In der Sendung leitete Thomas Sotto das Thema ein, indem er die sehr klare Position des Spielers bekräftigte: „Zusammenleben, einander verstehen, einander akzeptieren – das ist nicht einfach, Marine Le Pen. Und es gibt eine Person, die nicht für Sie stimmen wird“, bekräftigte er gegenüber Vanity Fair, „und das ist Kylian Mbappé.“ Der Journalist zitierte daraufhin den Kapitän der französischen Nationalmannschaft: „Ich weiß, was es bedeutet und welche Folgen es für mein Land haben kann, wenn solche Leute an die Macht kommen.“
Dann stellte Thomas Sotto Marine Le Pen die Frage direkt: Was sagst du ihm?

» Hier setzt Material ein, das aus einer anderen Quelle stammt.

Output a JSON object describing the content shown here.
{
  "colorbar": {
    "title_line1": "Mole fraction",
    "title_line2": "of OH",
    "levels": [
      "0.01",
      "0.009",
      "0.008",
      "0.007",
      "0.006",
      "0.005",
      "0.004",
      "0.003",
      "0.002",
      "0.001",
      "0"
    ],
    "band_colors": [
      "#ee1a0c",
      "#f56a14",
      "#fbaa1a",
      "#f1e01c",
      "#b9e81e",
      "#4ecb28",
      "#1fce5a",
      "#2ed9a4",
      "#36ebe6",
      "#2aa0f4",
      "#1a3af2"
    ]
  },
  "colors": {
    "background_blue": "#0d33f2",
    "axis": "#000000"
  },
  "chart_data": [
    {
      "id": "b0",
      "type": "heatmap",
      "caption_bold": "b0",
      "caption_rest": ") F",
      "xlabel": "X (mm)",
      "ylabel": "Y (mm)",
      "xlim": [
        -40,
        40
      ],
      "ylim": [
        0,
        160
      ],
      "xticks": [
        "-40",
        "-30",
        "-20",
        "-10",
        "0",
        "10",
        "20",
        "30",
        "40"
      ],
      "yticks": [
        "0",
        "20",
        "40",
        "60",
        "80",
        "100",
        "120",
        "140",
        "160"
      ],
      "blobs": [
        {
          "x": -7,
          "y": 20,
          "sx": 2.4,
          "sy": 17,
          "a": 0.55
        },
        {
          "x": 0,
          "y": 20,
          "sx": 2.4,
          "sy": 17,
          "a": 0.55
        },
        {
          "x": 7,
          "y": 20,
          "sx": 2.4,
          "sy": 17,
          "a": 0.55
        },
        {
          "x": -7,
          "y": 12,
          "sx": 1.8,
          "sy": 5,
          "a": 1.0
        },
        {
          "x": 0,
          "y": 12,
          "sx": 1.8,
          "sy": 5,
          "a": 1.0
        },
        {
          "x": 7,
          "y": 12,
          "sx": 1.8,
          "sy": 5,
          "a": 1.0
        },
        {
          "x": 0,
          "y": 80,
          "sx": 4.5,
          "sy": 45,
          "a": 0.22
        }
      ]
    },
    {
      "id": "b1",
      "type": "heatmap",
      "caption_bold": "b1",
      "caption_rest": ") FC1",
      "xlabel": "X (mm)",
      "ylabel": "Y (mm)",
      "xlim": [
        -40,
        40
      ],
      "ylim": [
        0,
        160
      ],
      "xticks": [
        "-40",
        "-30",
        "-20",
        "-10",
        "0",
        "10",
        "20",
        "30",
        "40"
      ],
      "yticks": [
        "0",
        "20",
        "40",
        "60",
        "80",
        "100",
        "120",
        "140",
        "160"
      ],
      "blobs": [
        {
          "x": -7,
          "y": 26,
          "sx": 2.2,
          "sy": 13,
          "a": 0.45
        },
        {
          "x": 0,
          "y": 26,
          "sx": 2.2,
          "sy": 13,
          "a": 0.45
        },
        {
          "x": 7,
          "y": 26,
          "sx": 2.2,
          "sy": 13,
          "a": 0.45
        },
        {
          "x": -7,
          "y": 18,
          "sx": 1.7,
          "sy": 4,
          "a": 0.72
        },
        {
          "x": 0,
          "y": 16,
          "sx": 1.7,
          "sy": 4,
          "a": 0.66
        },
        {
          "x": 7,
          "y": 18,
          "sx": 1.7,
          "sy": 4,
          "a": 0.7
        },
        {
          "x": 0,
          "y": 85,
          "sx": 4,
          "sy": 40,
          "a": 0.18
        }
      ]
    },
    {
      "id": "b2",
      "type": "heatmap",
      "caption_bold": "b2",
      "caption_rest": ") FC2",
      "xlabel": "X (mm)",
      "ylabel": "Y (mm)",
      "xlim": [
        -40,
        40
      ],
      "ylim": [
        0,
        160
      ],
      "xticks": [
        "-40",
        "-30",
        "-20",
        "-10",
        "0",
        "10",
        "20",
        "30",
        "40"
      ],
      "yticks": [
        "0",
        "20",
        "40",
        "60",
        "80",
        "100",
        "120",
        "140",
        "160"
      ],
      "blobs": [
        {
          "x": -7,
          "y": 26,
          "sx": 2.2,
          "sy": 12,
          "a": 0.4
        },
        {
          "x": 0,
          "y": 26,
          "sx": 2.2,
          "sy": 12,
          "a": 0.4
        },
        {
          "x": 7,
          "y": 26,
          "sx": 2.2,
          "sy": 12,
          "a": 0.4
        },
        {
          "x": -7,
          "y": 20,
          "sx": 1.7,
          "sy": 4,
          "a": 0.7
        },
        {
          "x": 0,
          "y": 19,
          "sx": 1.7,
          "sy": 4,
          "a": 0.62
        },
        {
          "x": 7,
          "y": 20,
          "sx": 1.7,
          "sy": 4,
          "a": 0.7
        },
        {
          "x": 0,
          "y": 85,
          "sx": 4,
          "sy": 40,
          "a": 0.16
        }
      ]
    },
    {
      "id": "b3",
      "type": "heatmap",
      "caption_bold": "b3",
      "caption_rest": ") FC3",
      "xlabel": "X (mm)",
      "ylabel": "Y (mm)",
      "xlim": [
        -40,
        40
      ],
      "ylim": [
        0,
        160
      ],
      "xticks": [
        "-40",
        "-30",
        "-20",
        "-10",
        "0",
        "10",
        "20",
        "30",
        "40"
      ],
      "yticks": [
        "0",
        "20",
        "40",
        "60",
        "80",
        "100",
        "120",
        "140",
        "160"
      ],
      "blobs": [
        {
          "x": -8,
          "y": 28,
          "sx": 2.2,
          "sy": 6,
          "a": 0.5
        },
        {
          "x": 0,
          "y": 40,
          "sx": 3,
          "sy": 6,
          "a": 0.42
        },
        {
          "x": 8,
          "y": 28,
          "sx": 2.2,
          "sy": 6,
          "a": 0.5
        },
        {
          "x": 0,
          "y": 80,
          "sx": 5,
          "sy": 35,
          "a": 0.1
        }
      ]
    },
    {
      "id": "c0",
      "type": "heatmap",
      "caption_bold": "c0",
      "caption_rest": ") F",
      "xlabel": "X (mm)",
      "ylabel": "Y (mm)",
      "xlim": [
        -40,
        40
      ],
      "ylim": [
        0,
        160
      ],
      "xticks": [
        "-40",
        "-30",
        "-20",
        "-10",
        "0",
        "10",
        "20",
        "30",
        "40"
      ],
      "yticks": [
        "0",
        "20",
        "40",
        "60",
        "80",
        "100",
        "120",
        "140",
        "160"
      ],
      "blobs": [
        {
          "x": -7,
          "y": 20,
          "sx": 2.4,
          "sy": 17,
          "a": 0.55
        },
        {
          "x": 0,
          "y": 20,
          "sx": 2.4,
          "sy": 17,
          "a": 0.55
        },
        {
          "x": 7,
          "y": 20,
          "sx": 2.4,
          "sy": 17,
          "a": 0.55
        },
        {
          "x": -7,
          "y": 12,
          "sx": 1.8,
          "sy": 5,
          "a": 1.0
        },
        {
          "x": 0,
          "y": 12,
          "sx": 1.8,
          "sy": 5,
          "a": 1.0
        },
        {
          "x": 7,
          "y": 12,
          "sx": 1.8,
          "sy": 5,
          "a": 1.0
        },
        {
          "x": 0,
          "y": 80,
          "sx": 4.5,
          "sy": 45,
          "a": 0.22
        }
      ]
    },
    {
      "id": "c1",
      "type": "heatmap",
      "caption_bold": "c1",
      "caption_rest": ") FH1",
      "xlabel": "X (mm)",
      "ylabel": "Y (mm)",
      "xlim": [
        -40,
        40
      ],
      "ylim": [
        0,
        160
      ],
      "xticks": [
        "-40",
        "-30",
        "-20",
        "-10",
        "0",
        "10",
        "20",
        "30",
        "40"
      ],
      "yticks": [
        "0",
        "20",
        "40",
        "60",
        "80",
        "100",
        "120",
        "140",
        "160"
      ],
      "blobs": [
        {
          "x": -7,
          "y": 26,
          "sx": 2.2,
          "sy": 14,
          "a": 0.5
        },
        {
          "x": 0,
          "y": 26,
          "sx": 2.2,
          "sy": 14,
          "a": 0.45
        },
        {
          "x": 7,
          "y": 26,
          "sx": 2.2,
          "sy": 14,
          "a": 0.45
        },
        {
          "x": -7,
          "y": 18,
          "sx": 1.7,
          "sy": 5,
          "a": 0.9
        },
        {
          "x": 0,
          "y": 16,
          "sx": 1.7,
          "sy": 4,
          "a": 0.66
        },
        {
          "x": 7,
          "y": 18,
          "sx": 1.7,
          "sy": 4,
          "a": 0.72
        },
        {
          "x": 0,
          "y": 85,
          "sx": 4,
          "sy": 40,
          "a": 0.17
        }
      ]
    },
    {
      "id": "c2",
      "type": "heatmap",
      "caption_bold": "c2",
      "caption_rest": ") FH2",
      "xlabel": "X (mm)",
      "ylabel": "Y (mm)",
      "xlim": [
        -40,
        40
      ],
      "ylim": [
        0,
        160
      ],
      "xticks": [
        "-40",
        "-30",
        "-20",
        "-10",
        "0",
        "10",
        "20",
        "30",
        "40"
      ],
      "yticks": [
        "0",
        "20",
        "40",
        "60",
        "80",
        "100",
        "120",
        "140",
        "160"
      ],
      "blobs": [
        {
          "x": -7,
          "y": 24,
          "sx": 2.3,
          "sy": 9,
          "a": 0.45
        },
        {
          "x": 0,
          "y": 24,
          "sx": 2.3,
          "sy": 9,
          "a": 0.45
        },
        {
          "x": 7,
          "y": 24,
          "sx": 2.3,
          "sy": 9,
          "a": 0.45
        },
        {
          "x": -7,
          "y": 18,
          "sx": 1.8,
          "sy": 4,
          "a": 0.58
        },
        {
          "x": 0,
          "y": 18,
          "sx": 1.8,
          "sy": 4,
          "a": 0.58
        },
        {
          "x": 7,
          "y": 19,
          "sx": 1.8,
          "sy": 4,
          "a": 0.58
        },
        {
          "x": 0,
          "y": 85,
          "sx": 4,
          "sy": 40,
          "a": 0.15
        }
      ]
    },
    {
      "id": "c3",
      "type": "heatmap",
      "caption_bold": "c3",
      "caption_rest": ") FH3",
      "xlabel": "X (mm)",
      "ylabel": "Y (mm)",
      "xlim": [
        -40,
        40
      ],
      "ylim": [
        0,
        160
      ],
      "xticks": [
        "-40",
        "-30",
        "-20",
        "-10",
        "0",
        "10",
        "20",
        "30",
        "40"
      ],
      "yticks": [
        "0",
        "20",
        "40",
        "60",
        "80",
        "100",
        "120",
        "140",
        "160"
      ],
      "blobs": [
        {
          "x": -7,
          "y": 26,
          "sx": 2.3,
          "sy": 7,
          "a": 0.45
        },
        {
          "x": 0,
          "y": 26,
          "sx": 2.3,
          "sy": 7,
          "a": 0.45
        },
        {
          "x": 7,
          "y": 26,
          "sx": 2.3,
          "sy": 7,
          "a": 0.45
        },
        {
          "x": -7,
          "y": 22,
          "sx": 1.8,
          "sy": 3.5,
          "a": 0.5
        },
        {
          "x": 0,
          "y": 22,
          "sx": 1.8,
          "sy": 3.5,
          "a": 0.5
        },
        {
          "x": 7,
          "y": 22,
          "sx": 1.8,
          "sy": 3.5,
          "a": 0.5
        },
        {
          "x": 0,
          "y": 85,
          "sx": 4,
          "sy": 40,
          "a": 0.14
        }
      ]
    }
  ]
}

Marine LePen: „Lass ihn weitermachen. Das passt mir gut.“
Marine Le Pen wählte Ironie und erklärte:„Kylian Mbappé… Wenn er sagt, wir werden die Wahlen nicht gewinnen, beruhigt mich das, denn er verließ PSG für Real Madrid mit der Begründung, er wolle die Champions League gewinnen. Nun, in der Zwischenzeit hat PSG die Champions League gewonnen.“ Wenn er also sagt: „Ich will nicht, dass die Rassemblement National die Wahlen gewinnt“ oder „Die Rassemblement National wird die Wahlen nicht gewinnen“, dann soll er ruhig weitermachen. Das ist mir recht.
Thomas Sotto fragte daraufhin Marine Le Pen: Kann er Kapitän der französischen Nationalmannschaft bleiben? Darf ein Kapitän der französischen Fußballnationalmannschaft solche politischen Positionen beziehen?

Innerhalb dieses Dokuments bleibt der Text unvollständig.